Case Study

Financial Measures Analysis: Risk Warehouse Data Verification

Background

Part of an investment bank’s daily operation is to track the value of Credit Default Swaps on a daily basis. A Credit Default Swap (CDS) is a contract between a buyer and a seller in which the buyer of the CDS agrees to make a series of payments to the seller that are akin to insurance premiums against default of a credit instrument (such as a bond or mortgage backed security). In return, the buyer receives a payoff from the seller if the credit instrument goes into default; if the instrument does not go into default, the seller keeps the payments as profit.

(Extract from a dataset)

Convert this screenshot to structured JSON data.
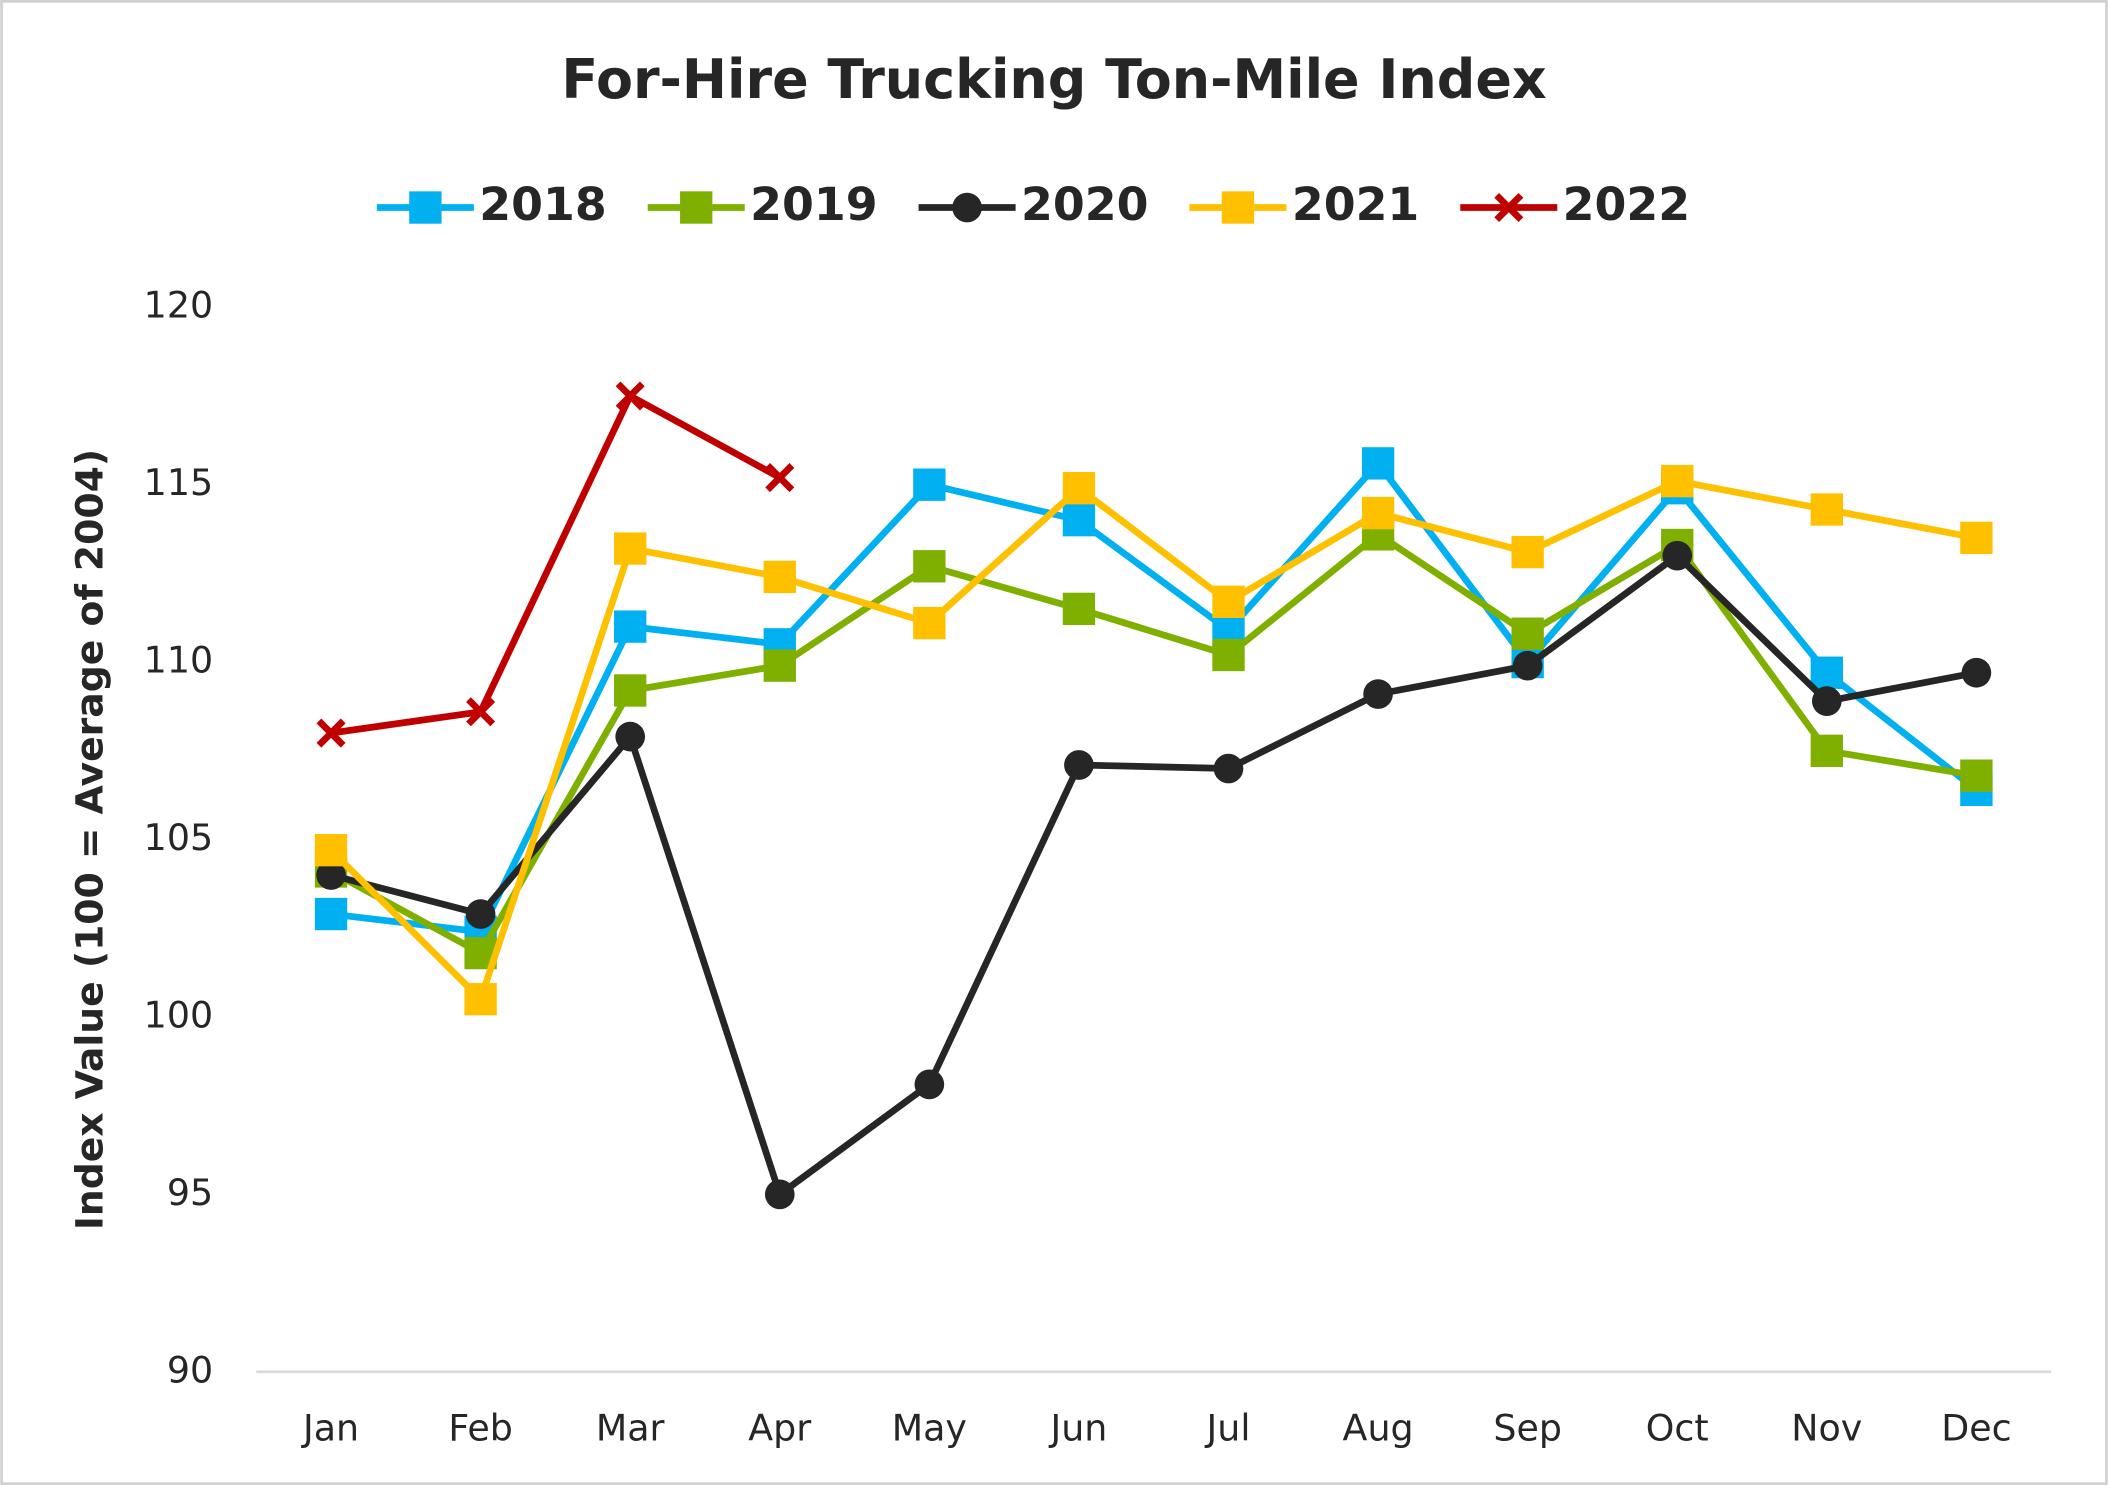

Various Risk and P&L measures are calculated daily by a risk data warehouse in order to track the changing values of different CDSs. Frequent releases of this valuation system are necessitated because the calculations are changed in response to changing business and market conditions. The goal of the software quality effort is to assure that each new version of the valuation system calculates these measures the same as the previously deployed production system.

Challenges

How can a data-warehouse software quality effort compare hundreds of books with thousands of CDS’s with the corresponding measures from another data source, and output the comparisons in a manner suitable for further investigation of any mismatched measures?

Strategy

Implement a high-volume database comparison system to retrieve risk data from various databases and store the data in a results database, from which data analysis can be performed.

Solution

  • RTTS designed and built a custom test application using Visual Studio.Net and VB.Net to set up high-volume SQL-based data comparisons between test systems and production systems.
  • Approximately 1000 SQL queries were written against the combined systems to compare measures from the test systems to the analogous data in the production systems.
  • Data comparison runs were performed on an ever expanding set of books and then investigations were performed on mismatched CDS’s.
  • Several thousand CDS’s and their valuation measures could be compared in less than 10 minutes.
  • The results of the analysis could then be used to investigate the reasons there are differences amongst the analogous measures.

Benefits

  • The automated framework decreased the necessary time to compare CDS’s by a factor of 100.
  • After comparison runs were completed, manual investigations as to differences could be performed quickly because the discrepancies were pinpointed by the automated comparisons.
  • Testers could run comparisons and begin investigations within minutes, as opposed to hours.